I have a dataframe that looks something like this:
df = pl.DataFrame({"group" : ["foo", "bar", "baz"],
"elements" : [
pl.arange(0, 100, eager=True),
pl.arange(200, 300, eager=True),
pl.arange(300, 400, eager=True)
],
"weight": [0.1, 0.5, 0.4]})
print(df)
┌───────┬───────────────────┬────────┐
│ group ┆ elements ┆ weight │
│ --- ┆ --- ┆ --- │
│ str ┆ list[i64] ┆ f64 │
╞═══════╪═══════════════════╪════════╡
│ foo ┆ [0, 1, … 99] ┆ 0.1 │
│ bar ┆ [200, 201, … 299] ┆ 0.5 │
│ baz ┆ [300, 301, … 399] ┆ 0.4 │
└───────┴───────────────────┴────────┘
How would I sample e.g. 5 elements from each of the lists in the elements
column, such that my dataframe looks something like this?

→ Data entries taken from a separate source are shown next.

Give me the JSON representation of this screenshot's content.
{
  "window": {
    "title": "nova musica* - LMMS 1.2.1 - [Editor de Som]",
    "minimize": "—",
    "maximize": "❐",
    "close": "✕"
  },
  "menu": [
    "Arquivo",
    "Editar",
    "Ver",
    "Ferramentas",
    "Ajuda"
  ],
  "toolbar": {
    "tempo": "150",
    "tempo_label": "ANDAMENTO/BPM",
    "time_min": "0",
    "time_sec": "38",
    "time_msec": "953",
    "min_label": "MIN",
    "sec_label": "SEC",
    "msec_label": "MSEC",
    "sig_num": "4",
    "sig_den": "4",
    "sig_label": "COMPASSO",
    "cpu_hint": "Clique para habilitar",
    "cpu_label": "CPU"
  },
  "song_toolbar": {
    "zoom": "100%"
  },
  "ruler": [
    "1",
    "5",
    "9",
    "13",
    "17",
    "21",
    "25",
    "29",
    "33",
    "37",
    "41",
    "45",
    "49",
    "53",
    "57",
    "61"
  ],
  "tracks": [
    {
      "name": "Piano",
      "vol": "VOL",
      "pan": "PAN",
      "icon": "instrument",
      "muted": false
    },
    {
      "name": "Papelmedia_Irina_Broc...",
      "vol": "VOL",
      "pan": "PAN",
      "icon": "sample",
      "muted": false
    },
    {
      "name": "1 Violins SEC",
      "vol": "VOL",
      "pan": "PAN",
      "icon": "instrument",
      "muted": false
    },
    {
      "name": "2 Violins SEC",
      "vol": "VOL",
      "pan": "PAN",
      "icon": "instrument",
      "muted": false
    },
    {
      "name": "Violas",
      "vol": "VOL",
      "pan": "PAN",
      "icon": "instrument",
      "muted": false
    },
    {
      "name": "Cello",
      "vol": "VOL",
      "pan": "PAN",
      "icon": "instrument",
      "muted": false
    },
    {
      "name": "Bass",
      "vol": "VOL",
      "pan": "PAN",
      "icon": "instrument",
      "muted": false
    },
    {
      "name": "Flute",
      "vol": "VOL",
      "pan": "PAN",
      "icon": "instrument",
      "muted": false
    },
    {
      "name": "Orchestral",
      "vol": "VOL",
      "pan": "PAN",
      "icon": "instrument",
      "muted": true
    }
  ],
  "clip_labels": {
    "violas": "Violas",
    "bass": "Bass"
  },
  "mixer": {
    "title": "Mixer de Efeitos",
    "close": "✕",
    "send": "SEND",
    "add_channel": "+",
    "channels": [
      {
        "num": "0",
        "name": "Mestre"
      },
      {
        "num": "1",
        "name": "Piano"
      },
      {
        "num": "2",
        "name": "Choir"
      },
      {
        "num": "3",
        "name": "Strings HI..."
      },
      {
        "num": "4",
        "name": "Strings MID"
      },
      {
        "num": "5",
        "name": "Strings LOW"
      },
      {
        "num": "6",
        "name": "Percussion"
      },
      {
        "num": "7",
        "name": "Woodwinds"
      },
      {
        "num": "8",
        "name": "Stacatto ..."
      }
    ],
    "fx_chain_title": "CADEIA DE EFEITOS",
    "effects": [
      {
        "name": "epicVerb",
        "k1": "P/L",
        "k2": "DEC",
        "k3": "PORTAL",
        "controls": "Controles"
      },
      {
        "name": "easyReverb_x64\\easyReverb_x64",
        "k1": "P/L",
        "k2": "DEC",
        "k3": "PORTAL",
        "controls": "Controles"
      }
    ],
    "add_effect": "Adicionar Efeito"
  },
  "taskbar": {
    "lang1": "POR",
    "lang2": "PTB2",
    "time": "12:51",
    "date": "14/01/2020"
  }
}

┌───────┬───────────────────────┬────────┐
│ group ┆ elements ┆ weight │
│ --- ┆ --- ┆ --- │
│ str ┆ list[i64] ┆ f64 │
╞═══════╪═══════════════════════╪════════╡
│ foo ┆ [7,42,19,74,33] ┆ 0.1 │
│ bar ┆ [209,277,222,291,260] ┆ 0.5 │
│ baz ┆ [300,347,312,398,369] ┆ 0.4 │
└───────┴───────────────────────┴────────┘
If I then wanted to sample a total of 1000 elements
from across all groups
, weighted according to the weight
column, how would I go about doing that?
I've seen this question: Sample from each group in polars dataframe? which I think is probably similar, but so far I haven't been able to come up with the combination of expressions that will work.